Armed with a validated sampling pipeline, the authors collect what they claim is the first publicly available, representative sample of Facebook users. The dataset (anonymized user IDs, public profile fields, and a partial friend list) is released for the research community. Analyses of this sample confirm known patterns—such as a power‑law‑like degree distribution and a peak in average friend count among users in their twenties—while also providing more accurate estimates of demographic breakdowns that were previously biased by non‑uniform sampling.
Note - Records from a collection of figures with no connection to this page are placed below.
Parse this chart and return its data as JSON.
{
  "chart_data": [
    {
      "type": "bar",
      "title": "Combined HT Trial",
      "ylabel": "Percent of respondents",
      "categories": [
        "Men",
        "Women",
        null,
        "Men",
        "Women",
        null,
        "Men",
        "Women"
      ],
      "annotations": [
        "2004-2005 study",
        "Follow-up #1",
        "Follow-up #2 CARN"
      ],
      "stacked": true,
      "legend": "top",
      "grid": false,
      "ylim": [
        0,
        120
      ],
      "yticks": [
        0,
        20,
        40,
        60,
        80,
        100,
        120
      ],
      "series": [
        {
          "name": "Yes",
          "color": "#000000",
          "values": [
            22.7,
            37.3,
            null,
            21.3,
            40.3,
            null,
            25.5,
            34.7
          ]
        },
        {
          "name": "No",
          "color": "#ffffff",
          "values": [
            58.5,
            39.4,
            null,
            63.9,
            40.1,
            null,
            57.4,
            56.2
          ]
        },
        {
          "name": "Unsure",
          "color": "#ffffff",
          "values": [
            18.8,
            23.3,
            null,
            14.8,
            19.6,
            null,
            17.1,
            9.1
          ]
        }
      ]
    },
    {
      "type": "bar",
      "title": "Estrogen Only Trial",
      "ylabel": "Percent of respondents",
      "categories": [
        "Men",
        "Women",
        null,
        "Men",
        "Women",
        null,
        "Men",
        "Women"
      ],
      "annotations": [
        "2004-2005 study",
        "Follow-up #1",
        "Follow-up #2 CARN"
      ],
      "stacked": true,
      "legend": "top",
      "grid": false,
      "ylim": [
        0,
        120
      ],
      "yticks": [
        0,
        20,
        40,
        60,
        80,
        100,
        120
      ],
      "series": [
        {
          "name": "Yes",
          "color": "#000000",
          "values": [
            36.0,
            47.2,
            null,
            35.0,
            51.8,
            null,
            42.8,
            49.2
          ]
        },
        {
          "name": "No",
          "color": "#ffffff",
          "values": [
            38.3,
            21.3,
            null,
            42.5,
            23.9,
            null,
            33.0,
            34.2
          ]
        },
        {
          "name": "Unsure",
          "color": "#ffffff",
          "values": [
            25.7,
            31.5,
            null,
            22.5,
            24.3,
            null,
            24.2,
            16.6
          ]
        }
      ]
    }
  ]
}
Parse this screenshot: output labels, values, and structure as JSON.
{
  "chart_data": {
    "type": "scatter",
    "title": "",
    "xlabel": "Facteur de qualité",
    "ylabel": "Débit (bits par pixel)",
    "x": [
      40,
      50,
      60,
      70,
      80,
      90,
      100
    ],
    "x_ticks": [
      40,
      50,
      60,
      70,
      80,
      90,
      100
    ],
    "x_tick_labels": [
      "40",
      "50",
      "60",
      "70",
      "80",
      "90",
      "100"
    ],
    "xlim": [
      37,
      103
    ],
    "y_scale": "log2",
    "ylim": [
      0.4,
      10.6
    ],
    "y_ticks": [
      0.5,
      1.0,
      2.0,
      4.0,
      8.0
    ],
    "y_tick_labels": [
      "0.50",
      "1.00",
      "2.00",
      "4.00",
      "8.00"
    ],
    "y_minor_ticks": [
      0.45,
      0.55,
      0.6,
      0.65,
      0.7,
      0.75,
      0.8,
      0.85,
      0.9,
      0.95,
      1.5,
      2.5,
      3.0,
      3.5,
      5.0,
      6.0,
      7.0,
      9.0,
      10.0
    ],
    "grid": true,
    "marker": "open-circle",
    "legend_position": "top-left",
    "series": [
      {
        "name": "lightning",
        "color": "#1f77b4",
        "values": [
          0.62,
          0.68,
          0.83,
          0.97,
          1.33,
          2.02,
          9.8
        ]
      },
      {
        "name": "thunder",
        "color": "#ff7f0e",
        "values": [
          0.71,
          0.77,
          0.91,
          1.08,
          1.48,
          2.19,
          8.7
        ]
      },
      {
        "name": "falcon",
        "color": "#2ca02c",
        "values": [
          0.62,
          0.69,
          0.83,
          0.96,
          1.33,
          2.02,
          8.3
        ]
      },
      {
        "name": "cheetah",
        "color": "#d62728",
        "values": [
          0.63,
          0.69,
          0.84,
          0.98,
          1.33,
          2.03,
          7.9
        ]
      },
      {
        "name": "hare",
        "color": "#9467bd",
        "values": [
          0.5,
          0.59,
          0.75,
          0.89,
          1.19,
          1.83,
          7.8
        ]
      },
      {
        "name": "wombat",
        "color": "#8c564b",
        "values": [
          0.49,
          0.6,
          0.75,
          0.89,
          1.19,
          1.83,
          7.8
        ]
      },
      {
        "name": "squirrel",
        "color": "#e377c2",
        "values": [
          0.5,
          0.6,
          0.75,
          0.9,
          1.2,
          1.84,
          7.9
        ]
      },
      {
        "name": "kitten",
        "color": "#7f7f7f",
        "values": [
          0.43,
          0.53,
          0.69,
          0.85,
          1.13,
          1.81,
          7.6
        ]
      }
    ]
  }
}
In conclusion, the paper demonstrates that both MHRW and RWRW are viable, practical tools for uniform user sampling in massive OSNs, and that real‑time convergence diagnostics are essential for efficient data collection. The work bridges a gap between theoretical sampling guarantees and operational constraints (API rate limits, crawling costs). Future directions suggested include extending the framework to dynamic graphs where edges appear and disappear over time, incorporating multi‑attribute weighting schemes (e.g., for content‑based sampling), and scaling the approach to parallel, distributed crawling environments.